Some are old, some are used, some are brightly coloured, some are shades of grey.
But hundreds of postcards Geniffer Darling has collected have one thing in common: They're images of Vancouver.
To her, postcards are more than just some cardboard and a pretty photo. In fact, many in her collection don't have some stunning photo or an amazing piece of art; she has a whole section dedicated to old roadside hotels.
Instead, they (when it's the right one) impact her.
"It's the ones that hit me a certain way, right? It's not 'Oh, don't have that. Grab it. Don't have that. Grab it,' right?" she says. "It's got to hit me a certain way if it's gonna make it a collection."
The sentimentality of collecting
One of the types of cards she likes to collect is those that depict Vancouver at night.
"City lights always get me," Darling explains, pointing out how emotional a visual moment can be, like when hits you in the heart or chest. "That's what this is," she adds.
Darling says the visual contrast of light and dark on postcards is “the epitome of Vancouver.”
Since the photos were taken without her, there's a certain mystery to the moments captured, as well, wondering what was happening at that place, that moment, wherever and whenever it may have been.
Some of the postcards do evoke real memories for Darling, however, since she's been to some of the places depicted.
"I remember going to the planetarium when I was in high school with friends and seeing Laser Offspring," she says, pointing to a postcard of the giant crab sculpture. "It was exactly this shade of night."
What's in the postcard collection
With hundreds of cards spanning over a century, there's room for a few themes in Darling's collection.
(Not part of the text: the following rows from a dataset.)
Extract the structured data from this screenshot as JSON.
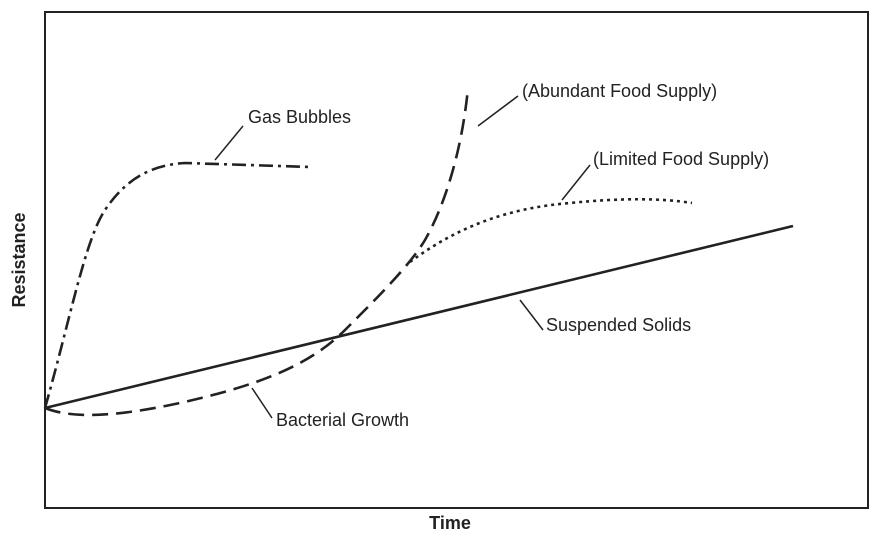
{
  "axes": {
    "x_label": "Time",
    "y_label": "Resistance"
  },
  "curves": [
    {
      "label": "Gas Bubbles"
    },
    {
      "label": "(Abundant Food Supply)"
    },
    {
      "label": "(Limited Food Supply)"
    },
    {
      "label": "Suspended Solids"
    },
    {
      "label": "Bacterial Growth"
    }
  ]
}
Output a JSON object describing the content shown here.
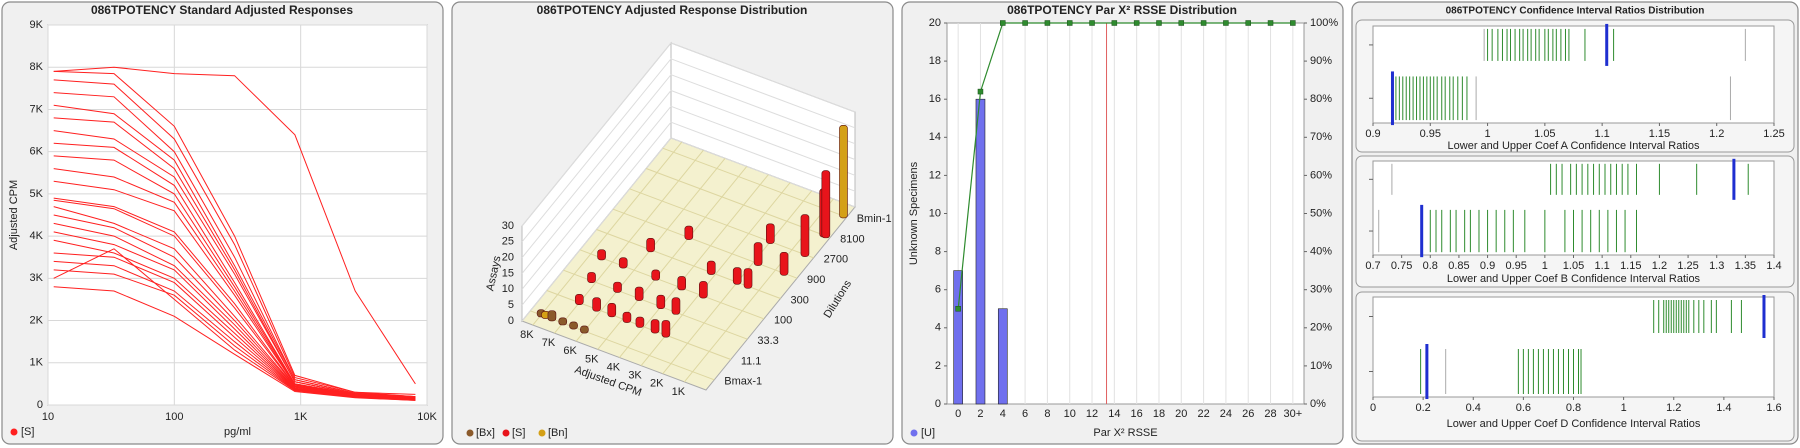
{
  "chart_data": [
    {
      "type": "line",
      "title": "086TPOTENCY Standard Adjusted Responses",
      "xlabel": "pg/ml",
      "ylabel": "Adjusted CPM",
      "xscale": "log",
      "grid": true,
      "color": "#ff2020",
      "legend": "[S]",
      "xlim": [
        10,
        10000
      ],
      "xticks": [
        10,
        100,
        {
          "value": 1000,
          "label": "1K"
        },
        {
          "value": 10000,
          "label": "10K"
        }
      ],
      "ylim": [
        0,
        9000
      ],
      "yticks": [
        0,
        {
          "value": 1000,
          "label": "1K"
        },
        {
          "value": 2000,
          "label": "2K"
        },
        {
          "value": 3000,
          "label": "3K"
        },
        {
          "value": 4000,
          "label": "4K"
        },
        {
          "value": 5000,
          "label": "5K"
        },
        {
          "value": 6000,
          "label": "6K"
        },
        {
          "value": 7000,
          "label": "7K"
        },
        {
          "value": 8000,
          "label": "8K"
        },
        {
          "value": 9000,
          "label": "9K"
        }
      ],
      "x": [
        11.1,
        33.3,
        100,
        300,
        900,
        2700,
        8100
      ],
      "series": [
        {
          "values": [
            7900,
            8000,
            7850,
            7800,
            6400,
            2700,
            500
          ]
        },
        {
          "values": [
            7900,
            7850,
            6600,
            4000,
            700,
            300,
            250
          ]
        },
        {
          "values": [
            7700,
            7600,
            6300,
            3800,
            650,
            300,
            200
          ]
        },
        {
          "values": [
            7400,
            7300,
            6000,
            3500,
            600,
            280,
            200
          ]
        },
        {
          "values": [
            7100,
            6900,
            5800,
            3300,
            600,
            280,
            200
          ]
        },
        {
          "values": [
            6800,
            6700,
            5600,
            3200,
            550,
            260,
            190
          ]
        },
        {
          "values": [
            6500,
            6300,
            5400,
            3100,
            550,
            260,
            180
          ]
        },
        {
          "values": [
            6200,
            6100,
            5200,
            2900,
            500,
            250,
            180
          ]
        },
        {
          "values": [
            5900,
            5800,
            5000,
            2800,
            500,
            250,
            170
          ]
        },
        {
          "values": [
            5600,
            5400,
            4800,
            2700,
            480,
            240,
            170
          ]
        },
        {
          "values": [
            5300,
            5100,
            4600,
            2600,
            470,
            240,
            160
          ]
        },
        {
          "values": [
            4900,
            4700,
            4100,
            2400,
            450,
            230,
            160
          ]
        },
        {
          "values": [
            4850,
            4650,
            4000,
            2300,
            440,
            230,
            150
          ]
        },
        {
          "values": [
            4700,
            4300,
            3700,
            2100,
            430,
            220,
            150
          ]
        },
        {
          "values": [
            4500,
            4200,
            3500,
            2000,
            420,
            210,
            150
          ]
        },
        {
          "values": [
            4300,
            4000,
            3300,
            1900,
            400,
            210,
            140
          ]
        },
        {
          "values": [
            4100,
            3800,
            3200,
            1800,
            390,
            200,
            140
          ]
        },
        {
          "values": [
            3900,
            3600,
            3000,
            1700,
            380,
            200,
            130
          ]
        },
        {
          "values": [
            3600,
            3500,
            2900,
            1600,
            370,
            190,
            130
          ]
        },
        {
          "values": [
            3400,
            3300,
            2700,
            1500,
            360,
            190,
            120
          ]
        },
        {
          "values": [
            3200,
            3100,
            2600,
            1400,
            350,
            180,
            120
          ]
        },
        {
          "values": [
            3000,
            3700,
            2500,
            1300,
            340,
            180,
            110
          ]
        },
        {
          "values": [
            2800,
            2700,
            2100,
            1200,
            320,
            170,
            110
          ]
        }
      ]
    },
    {
      "type": "bar3d",
      "title": "086TPOTENCY Adjusted Response Distribution",
      "xlabel": "Adjusted CPM",
      "ylabel": "Dilutions",
      "zlabel": "Assays",
      "xlim": [
        0,
        8500
      ],
      "xticks": [
        {
          "value": 1000,
          "label": "1K"
        },
        {
          "value": 2000,
          "label": "2K"
        },
        {
          "value": 3000,
          "label": "3K"
        },
        {
          "value": 4000,
          "label": "4K"
        },
        {
          "value": 5000,
          "label": "5K"
        },
        {
          "value": 6000,
          "label": "6K"
        },
        {
          "value": 7000,
          "label": "7K"
        },
        {
          "value": 8000,
          "label": "8K"
        }
      ],
      "categories": [
        "Bmax-1",
        "11.1",
        "33.3",
        "100",
        "300",
        "900",
        "2700",
        "8100",
        "Bmin-1"
      ],
      "zlim": [
        0,
        30
      ],
      "zticks": [
        0,
        5,
        10,
        15,
        20,
        25,
        30
      ],
      "series": [
        {
          "name": "[Bx]",
          "color": "#8b5a2b",
          "x": [
            8000,
            7500,
            7000,
            6500,
            6000
          ],
          "y": [
            "Bmax-1",
            "Bmax-1",
            "Bmax-1",
            "Bmax-1",
            "Bmax-1"
          ],
          "z": [
            1,
            2,
            1,
            1,
            1
          ]
        },
        {
          "name": "[S]",
          "color": "#e8141b",
          "x": [
            7000,
            6200,
            5500,
            4800,
            4200,
            3500,
            3000,
            7200,
            6000,
            5000,
            4000,
            3300,
            7500,
            6500,
            5000,
            3800,
            2800,
            6000,
            3200,
            2000,
            1500,
            5000,
            1800,
            600,
            2000,
            400,
            300,
            200
          ],
          "y": [
            "11.1",
            "11.1",
            "11.1",
            "11.1",
            "11.1",
            "11.1",
            "11.1",
            "33.3",
            "33.3",
            "33.3",
            "33.3",
            "33.3",
            "100",
            "100",
            "100",
            "100",
            "100",
            "300",
            "300",
            "300",
            "300",
            "900",
            "900",
            "900",
            "2700",
            "2700",
            "8100",
            "8100"
          ],
          "z": [
            2,
            3,
            3,
            2,
            2,
            3,
            4,
            2,
            2,
            3,
            3,
            4,
            2,
            2,
            2,
            3,
            4,
            3,
            3,
            4,
            5,
            3,
            6,
            6,
            5,
            12,
            14,
            20
          ]
        },
        {
          "name": "[Bn]",
          "color": "#d4a017",
          "x": [
            150,
            7800
          ],
          "y": [
            "Bmin-1",
            "Bmax-1"
          ],
          "z": [
            28,
            1
          ]
        }
      ]
    },
    {
      "type": "bar",
      "title": "086TPOTENCY Par X² RSSE Distribution",
      "xlabel": "Par X² RSSE",
      "ylabel": "Unknown Specimens",
      "grid": true,
      "x": [
        0,
        2,
        4,
        6,
        8,
        10,
        12,
        14,
        16,
        18,
        20,
        22,
        24,
        26,
        28,
        30
      ],
      "xlim": [
        -1,
        31
      ],
      "xticks": [
        0,
        2,
        4,
        6,
        8,
        10,
        12,
        14,
        16,
        18,
        20,
        22,
        24,
        26,
        28,
        {
          "value": 30,
          "label": "30+"
        }
      ],
      "ylim": [
        0,
        20
      ],
      "yticks": [
        0,
        2,
        4,
        6,
        8,
        10,
        12,
        14,
        16,
        18,
        20
      ],
      "y2lim": [
        0,
        100
      ],
      "y2ticks": [
        {
          "value": 0,
          "label": "0%"
        },
        {
          "value": 10,
          "label": "10%"
        },
        {
          "value": 20,
          "label": "20%"
        },
        {
          "value": 30,
          "label": "30%"
        },
        {
          "value": 40,
          "label": "40%"
        },
        {
          "value": 50,
          "label": "50%"
        },
        {
          "value": 60,
          "label": "60%"
        },
        {
          "value": 70,
          "label": "70%"
        },
        {
          "value": 80,
          "label": "80%"
        },
        {
          "value": 90,
          "label": "90%"
        },
        {
          "value": 100,
          "label": "100%"
        }
      ],
      "threshold": 13.3,
      "threshold_color": "#e06060",
      "series": [
        {
          "name": "[U]",
          "color": "#7070ee",
          "values": [
            7,
            16,
            5,
            0,
            0,
            0,
            0,
            0,
            0,
            0,
            0,
            0,
            0,
            0,
            0,
            0
          ]
        },
        {
          "color": "#2e8b2e",
          "axis": "y2",
          "values": [
            25,
            82,
            100,
            100,
            100,
            100,
            100,
            100,
            100,
            100,
            100,
            100,
            100,
            100,
            100,
            100
          ]
        }
      ]
    },
    {
      "type": "strip",
      "title": "086TPOTENCY Confidence Interval Ratios Distribution",
      "xlabel": "Lower and Upper Coef A Confidence Interval Ratios",
      "xlim": [
        0.9,
        1.25
      ],
      "xticks": [
        0.9,
        0.95,
        1,
        1.05,
        1.1,
        1.15,
        1.2,
        1.25
      ],
      "series": [
        {
          "row": "upper",
          "color": "#2e8b2e",
          "values": [
            1.0,
            1.004,
            1.009,
            1.013,
            1.017,
            1.02,
            1.024,
            1.028,
            1.031,
            1.035,
            1.038,
            1.042,
            1.045,
            1.05,
            1.053,
            1.057,
            1.06,
            1.064,
            1.068,
            1.071,
            1.085,
            1.11
          ]
        },
        {
          "row": "upper",
          "color": "#aaaaaa",
          "values": [
            0.997,
            1.225
          ]
        },
        {
          "row": "upper",
          "color": "#1f2fd0",
          "emphasis": true,
          "values": [
            1.104
          ]
        },
        {
          "row": "lower",
          "color": "#2e8b2e",
          "values": [
            0.92,
            0.923,
            0.926,
            0.929,
            0.932,
            0.935,
            0.938,
            0.941,
            0.944,
            0.947,
            0.95,
            0.953,
            0.956,
            0.96,
            0.963,
            0.967,
            0.97,
            0.974,
            0.978,
            0.982
          ]
        },
        {
          "row": "lower",
          "color": "#aaaaaa",
          "values": [
            0.99,
            1.212
          ]
        },
        {
          "row": "lower",
          "color": "#1f2fd0",
          "emphasis": true,
          "values": [
            0.917
          ]
        }
      ]
    },
    {
      "type": "strip",
      "xlabel": "Lower and Upper Coef B Confidence Interval Ratios",
      "xlim": [
        0.7,
        1.4
      ],
      "xticks": [
        0.7,
        0.75,
        0.8,
        0.85,
        0.9,
        0.95,
        1,
        1.05,
        1.1,
        1.15,
        1.2,
        1.25,
        1.3,
        1.35,
        1.4
      ],
      "series": [
        {
          "row": "upper",
          "color": "#2e8b2e",
          "values": [
            1.01,
            1.02,
            1.03,
            1.045,
            1.055,
            1.065,
            1.075,
            1.085,
            1.095,
            1.105,
            1.115,
            1.125,
            1.135,
            1.145,
            1.16,
            1.2,
            1.265,
            1.355
          ]
        },
        {
          "row": "upper",
          "color": "#aaaaaa",
          "values": [
            0.733
          ]
        },
        {
          "row": "upper",
          "color": "#1f2fd0",
          "emphasis": true,
          "values": [
            1.33
          ]
        },
        {
          "row": "lower",
          "color": "#2e8b2e",
          "values": [
            0.8,
            0.81,
            0.82,
            0.835,
            0.845,
            0.86,
            0.87,
            0.885,
            0.9,
            0.915,
            0.93,
            0.945,
            0.965,
            1.0,
            1.035,
            1.05,
            1.065,
            1.08,
            1.095,
            1.11,
            1.125,
            1.14,
            1.16
          ]
        },
        {
          "row": "lower",
          "color": "#aaaaaa",
          "values": [
            0.71
          ]
        },
        {
          "row": "lower",
          "color": "#1f2fd0",
          "emphasis": true,
          "values": [
            0.785
          ]
        }
      ]
    },
    {
      "type": "strip",
      "xlabel": "Lower and Upper Coef D Confidence Interval Ratios",
      "xlim": [
        0,
        1.6
      ],
      "xticks": [
        0,
        0.2,
        0.4,
        0.6,
        0.8,
        1,
        1.2,
        1.4,
        1.6
      ],
      "series": [
        {
          "row": "upper",
          "color": "#2e8b2e",
          "values": [
            1.12,
            1.14,
            1.16,
            1.17,
            1.18,
            1.19,
            1.2,
            1.21,
            1.22,
            1.23,
            1.24,
            1.25,
            1.26,
            1.28,
            1.3,
            1.32,
            1.35,
            1.37,
            1.43,
            1.47
          ]
        },
        {
          "row": "upper",
          "color": "#1f2fd0",
          "emphasis": true,
          "values": [
            1.56
          ]
        },
        {
          "row": "lower",
          "color": "#2e8b2e",
          "values": [
            0.19,
            0.58,
            0.6,
            0.62,
            0.64,
            0.66,
            0.68,
            0.7,
            0.72,
            0.74,
            0.76,
            0.78,
            0.8,
            0.82,
            0.83
          ]
        },
        {
          "row": "lower",
          "color": "#aaaaaa",
          "values": [
            0.29
          ]
        },
        {
          "row": "lower",
          "color": "#1f2fd0",
          "emphasis": true,
          "values": [
            0.215
          ]
        }
      ]
    }
  ]
}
She has a soft spot for postcards produced when she was growing up in the city in the 90s, but she doesn't limit herself to that.
There are the classic tourist sights, hotels, parks and even a few dedicated specifically to the SkyTrain. Some of the street scenes she's particularly fond of because they're not necessarily showing a notable spot.
"It's Water Street and Cambie," she says of one as she flips through an album. "And it's not very remarkable in any way that I can see.
"And that's why I think it's interesting. Because like, who would really want to send this?"
She notes that she has used and new postcards, since it's "all about the picture on the front." That means she has a fair amount of random tourists letters to loved ones in far-off places; she reads them (at least, the ones in languages she can understand), and says the messages add another dimension to her collection.
There is one type of card she does avoid: recent ones. It's not because she has something against current cards, but they're often cheap and don't impact her the same way.
The collection's beginnings
Though Darling grew up in Vancouver, she left when she was in her early 20s, after getting married and moving to Seattle.
Darling lived in Seattle for years and returned to Canada near the beginning of the pandemic: "Career and money. Not a good reason to stay anywhere."
She's always loved sending and receiving mail; in fact, she has 35 active pen pals right now she sends letters to - including postcards.
Combine her deep-rooted love of Vancouver and mail, add in a longing to return home that welled up just before the pandemic, and you've got the start of Darling's collection.
She jokes she "fast-tracked" her collection, accumulating so much in just three years.
Building the collection was also a money-saving strategy, Darling adds. "It was like, 'Oh, let's buy this $5 postcard, instead of buying that $25 blouse.'"
The collection now and into the future
There's an audience for her collection, Darling found, and she's created an Instagram account to share her collection with fans of Vancouver and postcards. She's hopeful seeing the images will encourage people to take a moment to appreciate the place they're in.
"The city has so much beauty and there's so much to offer everybody," she says of Vancouver. "I wish that people would just slow down and look at it."
She's even sent postcards to people she's met on Instagram; direct messages are fast, but there's more meaning with a postcard, she notes.
"Everyone wants, to get something in the mail. Like, why not? Wouldn't you?" she says.
The future of the collection is growth she says; there's no intention to do anything more with it for now.
"Maybe one day I'll just give it to someone who loves Vancouver more than me," she says. "But I don't know who's gonna love Vancouver more than me."